Judul: Bridge to Terabithia
Pengarang: Katherine Paterson
Penerjemah: Rina Wulandari
Tebal: 236 hlm
Cetakan: 1, Desember 2016
Penerbit: Noura Books
Membaca Bridge to Terabithia untuk yang kedua kalinya tetap menghadirkan rasa haru atas indahnya persahabatan antara Jess dan Leslie. Versi filmnya juga sudah berulang kali diputar di TV, tetapi sebagaimana bukunya, Jembatan ke Terabithia selalu mampu menghadirkan kembali perasaan haru biru ketika kita membaca atau menonton kisahnya. Kini, diterbitkan ulang oleh Noura Books, buku anak legendaris ini hadir kembali dengan sampul yang lebih segar. Sampul hijaunya mengingatkan kita pada hutan ajaib tempat Jess dan Leslie membangun Kerajaan Terabithia mereka.
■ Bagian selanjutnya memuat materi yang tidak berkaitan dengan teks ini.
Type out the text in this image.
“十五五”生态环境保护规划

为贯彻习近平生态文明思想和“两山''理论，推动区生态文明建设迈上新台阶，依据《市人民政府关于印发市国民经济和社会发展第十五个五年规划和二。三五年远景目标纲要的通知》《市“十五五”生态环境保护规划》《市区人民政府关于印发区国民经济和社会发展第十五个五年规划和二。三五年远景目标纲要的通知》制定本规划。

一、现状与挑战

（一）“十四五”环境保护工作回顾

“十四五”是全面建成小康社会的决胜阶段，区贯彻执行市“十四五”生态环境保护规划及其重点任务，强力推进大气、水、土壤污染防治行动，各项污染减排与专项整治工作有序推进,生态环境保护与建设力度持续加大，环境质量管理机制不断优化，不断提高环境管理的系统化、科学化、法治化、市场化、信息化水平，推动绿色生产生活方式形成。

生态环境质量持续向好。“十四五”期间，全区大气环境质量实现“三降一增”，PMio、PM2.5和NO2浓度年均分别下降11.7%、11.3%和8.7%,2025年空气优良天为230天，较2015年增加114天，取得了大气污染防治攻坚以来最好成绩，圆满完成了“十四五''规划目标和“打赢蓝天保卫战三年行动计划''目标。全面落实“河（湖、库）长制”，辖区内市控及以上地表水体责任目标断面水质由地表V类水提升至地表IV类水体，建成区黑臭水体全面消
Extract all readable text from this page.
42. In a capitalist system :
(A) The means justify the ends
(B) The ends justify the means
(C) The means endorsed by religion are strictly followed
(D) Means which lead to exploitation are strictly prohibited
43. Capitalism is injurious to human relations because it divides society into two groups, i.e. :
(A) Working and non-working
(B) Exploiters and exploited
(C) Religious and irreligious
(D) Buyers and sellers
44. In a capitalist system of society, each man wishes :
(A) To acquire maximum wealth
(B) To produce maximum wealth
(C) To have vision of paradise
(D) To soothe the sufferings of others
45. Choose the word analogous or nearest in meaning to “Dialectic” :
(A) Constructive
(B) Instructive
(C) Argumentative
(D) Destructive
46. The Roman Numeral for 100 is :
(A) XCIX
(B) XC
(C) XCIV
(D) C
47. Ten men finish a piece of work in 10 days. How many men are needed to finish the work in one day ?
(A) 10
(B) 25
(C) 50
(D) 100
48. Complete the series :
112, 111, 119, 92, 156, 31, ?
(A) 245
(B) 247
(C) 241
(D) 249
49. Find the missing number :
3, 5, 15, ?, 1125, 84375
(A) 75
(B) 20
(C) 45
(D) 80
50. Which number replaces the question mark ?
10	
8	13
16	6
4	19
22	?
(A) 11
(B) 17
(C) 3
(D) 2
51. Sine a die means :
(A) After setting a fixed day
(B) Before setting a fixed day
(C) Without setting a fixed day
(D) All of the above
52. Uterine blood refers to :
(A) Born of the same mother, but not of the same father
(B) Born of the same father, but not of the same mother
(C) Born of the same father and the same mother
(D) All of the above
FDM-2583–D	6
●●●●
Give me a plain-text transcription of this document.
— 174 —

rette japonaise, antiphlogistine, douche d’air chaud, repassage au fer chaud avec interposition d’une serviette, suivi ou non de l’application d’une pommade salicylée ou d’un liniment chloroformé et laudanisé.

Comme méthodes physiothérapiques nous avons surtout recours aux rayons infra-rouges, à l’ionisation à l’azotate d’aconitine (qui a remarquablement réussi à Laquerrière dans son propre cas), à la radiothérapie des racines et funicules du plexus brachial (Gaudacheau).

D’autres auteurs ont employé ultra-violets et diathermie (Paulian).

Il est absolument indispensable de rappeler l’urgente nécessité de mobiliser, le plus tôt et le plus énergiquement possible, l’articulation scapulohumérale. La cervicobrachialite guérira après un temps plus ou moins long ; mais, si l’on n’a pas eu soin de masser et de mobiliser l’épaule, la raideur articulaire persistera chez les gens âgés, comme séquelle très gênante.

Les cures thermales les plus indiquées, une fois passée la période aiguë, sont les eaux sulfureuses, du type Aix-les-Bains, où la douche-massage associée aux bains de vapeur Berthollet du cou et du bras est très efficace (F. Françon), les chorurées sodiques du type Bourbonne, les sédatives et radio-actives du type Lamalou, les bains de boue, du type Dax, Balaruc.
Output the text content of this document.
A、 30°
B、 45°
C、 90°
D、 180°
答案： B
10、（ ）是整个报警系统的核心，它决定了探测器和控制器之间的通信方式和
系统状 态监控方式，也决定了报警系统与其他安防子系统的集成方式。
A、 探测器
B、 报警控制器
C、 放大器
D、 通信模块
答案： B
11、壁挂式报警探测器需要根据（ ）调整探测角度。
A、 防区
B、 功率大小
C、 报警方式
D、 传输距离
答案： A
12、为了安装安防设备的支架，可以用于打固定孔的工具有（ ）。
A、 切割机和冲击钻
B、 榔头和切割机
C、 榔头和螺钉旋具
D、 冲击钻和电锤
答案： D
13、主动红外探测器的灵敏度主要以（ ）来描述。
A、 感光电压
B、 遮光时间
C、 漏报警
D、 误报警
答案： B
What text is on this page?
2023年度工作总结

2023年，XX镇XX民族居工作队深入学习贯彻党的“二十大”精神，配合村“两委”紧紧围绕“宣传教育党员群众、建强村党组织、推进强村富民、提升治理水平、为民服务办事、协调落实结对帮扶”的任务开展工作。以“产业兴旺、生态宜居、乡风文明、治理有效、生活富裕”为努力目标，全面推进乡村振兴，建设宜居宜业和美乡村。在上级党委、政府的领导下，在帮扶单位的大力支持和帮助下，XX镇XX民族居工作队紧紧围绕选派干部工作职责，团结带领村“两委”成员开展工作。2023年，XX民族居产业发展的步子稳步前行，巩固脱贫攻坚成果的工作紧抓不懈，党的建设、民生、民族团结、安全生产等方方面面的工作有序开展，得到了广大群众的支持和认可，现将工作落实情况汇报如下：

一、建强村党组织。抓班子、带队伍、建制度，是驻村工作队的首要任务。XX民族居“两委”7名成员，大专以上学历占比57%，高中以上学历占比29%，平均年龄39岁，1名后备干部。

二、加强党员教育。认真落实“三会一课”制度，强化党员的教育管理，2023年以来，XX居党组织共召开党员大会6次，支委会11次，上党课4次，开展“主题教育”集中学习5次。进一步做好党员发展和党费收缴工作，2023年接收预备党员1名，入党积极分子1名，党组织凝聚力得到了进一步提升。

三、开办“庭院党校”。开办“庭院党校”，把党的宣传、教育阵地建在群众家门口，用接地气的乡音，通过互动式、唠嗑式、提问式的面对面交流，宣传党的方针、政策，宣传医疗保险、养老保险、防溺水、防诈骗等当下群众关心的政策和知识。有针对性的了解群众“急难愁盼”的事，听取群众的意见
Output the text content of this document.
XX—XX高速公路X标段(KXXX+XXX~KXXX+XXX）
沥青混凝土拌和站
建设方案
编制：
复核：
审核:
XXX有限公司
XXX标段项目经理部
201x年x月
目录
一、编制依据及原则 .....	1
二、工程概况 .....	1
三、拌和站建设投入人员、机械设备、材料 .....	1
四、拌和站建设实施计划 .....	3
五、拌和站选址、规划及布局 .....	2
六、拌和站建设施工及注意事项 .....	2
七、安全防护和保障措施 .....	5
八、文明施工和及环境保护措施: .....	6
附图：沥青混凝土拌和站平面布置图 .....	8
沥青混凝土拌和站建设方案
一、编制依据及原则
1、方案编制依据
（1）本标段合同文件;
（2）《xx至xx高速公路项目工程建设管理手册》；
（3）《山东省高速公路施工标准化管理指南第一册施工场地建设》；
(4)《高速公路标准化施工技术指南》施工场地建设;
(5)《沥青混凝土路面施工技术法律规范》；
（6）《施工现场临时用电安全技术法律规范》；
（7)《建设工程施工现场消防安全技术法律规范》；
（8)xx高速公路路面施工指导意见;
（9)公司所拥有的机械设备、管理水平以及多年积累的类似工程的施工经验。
Tali ayunan di atas sungai sebagai penghubung menuju Terabithia juga dilukiskan dengan indahnya. Ahhh ... menatap kehijauan di sampul buku ini serasa mendengar para penghuni Terabithia memanggil-manggil kita untuk turut larut dengan cerita di dalamnya.
"... mungkin Terabithia semacam kastel yang kau datangi untuk diberi gelar. Setelah kau tinggal sejenak dan tumbuh kuat, kau harus pergi." (hlm. 230)
Jesse
Aarons tinggal di sebuah peternakan keluarganya sebuah
keluarga dengan 4 orang saudari. Ia adalah anak lelaki satu-satunya, dengan dua kakak perempuan yang beranjak
remaja dan dua adik perempuan yang masih kanak-kanak. Saat itu ia berusia 10 tahun, masa-masa menjelang remaja di mana
seharusnya ia lebih sering bermain dengan anak laki-laki atau saudara
laki-laki. Ayahnya pergi pagi dan pulang malam, bekerja komuter
dari Washington. Dan saat akhir pekan, ayahnya sudah terlalu lelah bahkan untuk sekadar mengobrol bersama anak cowoknya. Jesse pun melampiaskan
rasa galaunya dengan berlatih berlari. Ia ingin menjadi yang tercepat,
yang terhebat, anak lelaki yang benar-benar cowok di kelasnya. Ia berlatih lari setiap hari sementara dua adik perempuannya terus-menerus merenggek dan mengganggunya. Banyak hal di buku ini yang mengingatkan kita akan indahnya masa kecil.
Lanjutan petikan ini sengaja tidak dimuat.